Finding insufficient proof of a willful refusal to pay benefits, the trial court
held that this case was not “the sort of situation that the jurisprudence, taken as a
whole, suggests an acceleration is the proper remedy or response.” We agree. While
the record clearly reflects inattention and neglect in the handling of Mr. Olivier’s file,
it does not reflect a willful refusal to pay benefits. In fact, LUBA has consistently
paid benefits, albeit in the wrong amount. We, therefore, affirm the denial of Mr.
3 Olivier’s motion to accelerate benefits.
As an appellant, Mr. Olivier has asked for attorney fees for work performed in
defending LUBA’s appeal.
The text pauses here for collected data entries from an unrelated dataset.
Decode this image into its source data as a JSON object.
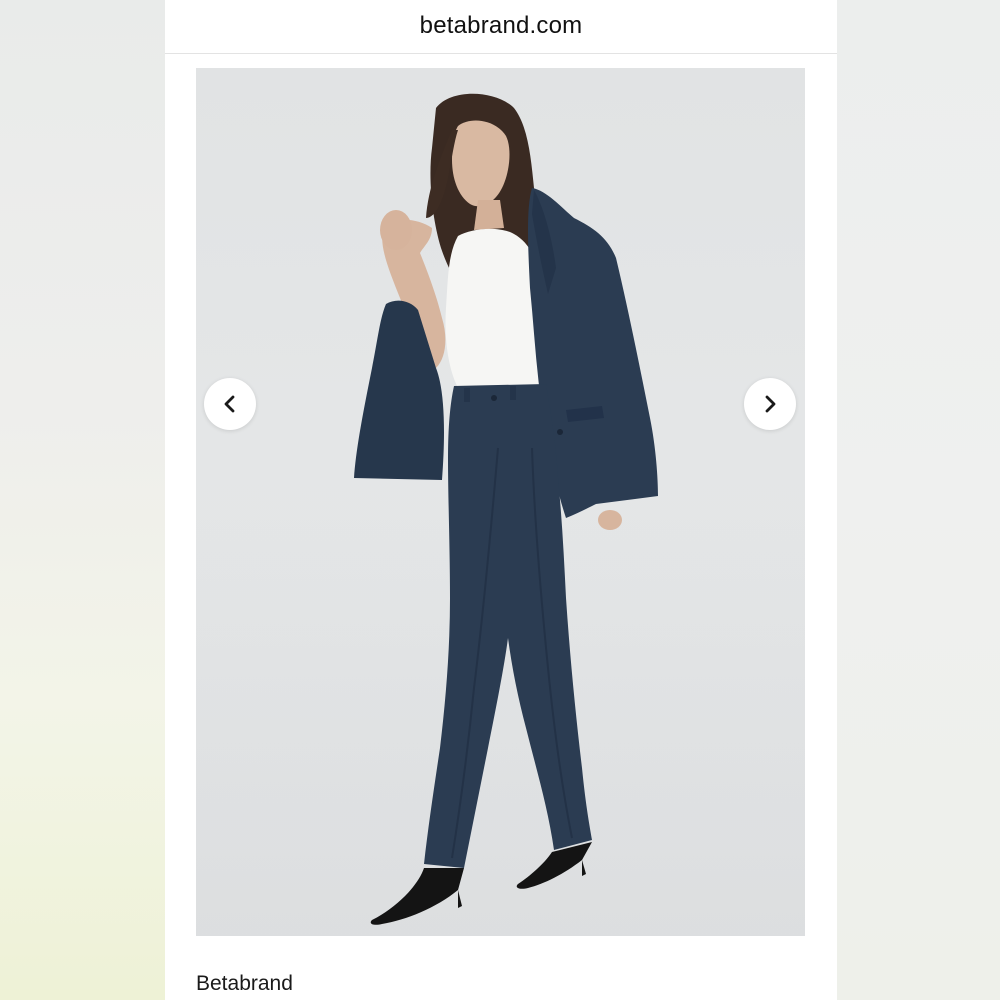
{
  "address_bar": {
    "url": "betabrand.com"
  },
  "carousel": {
    "image": "product-model-photo",
    "prev_icon": "chevron-left-icon",
    "next_icon": "chevron-right-icon"
  },
  "product": {
    "brand": "Betabrand"
  },
  "colors": {
    "navy": "#2b3c52",
    "background": "#e2e4e5",
    "white": "#ffffff"
  }
}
Because he has successfully defeated that appeal and has
properly requested relief, we award attorney fees in the amount of $1500.00.
For the above and foregoing reasons, the judgment before us is amended so as
to award attorney fees in the amount of $1500.00 to Peter Olivier. The judgment is
otherwise affirmed in all respects. Costs of this appeal are assessed to the defendants.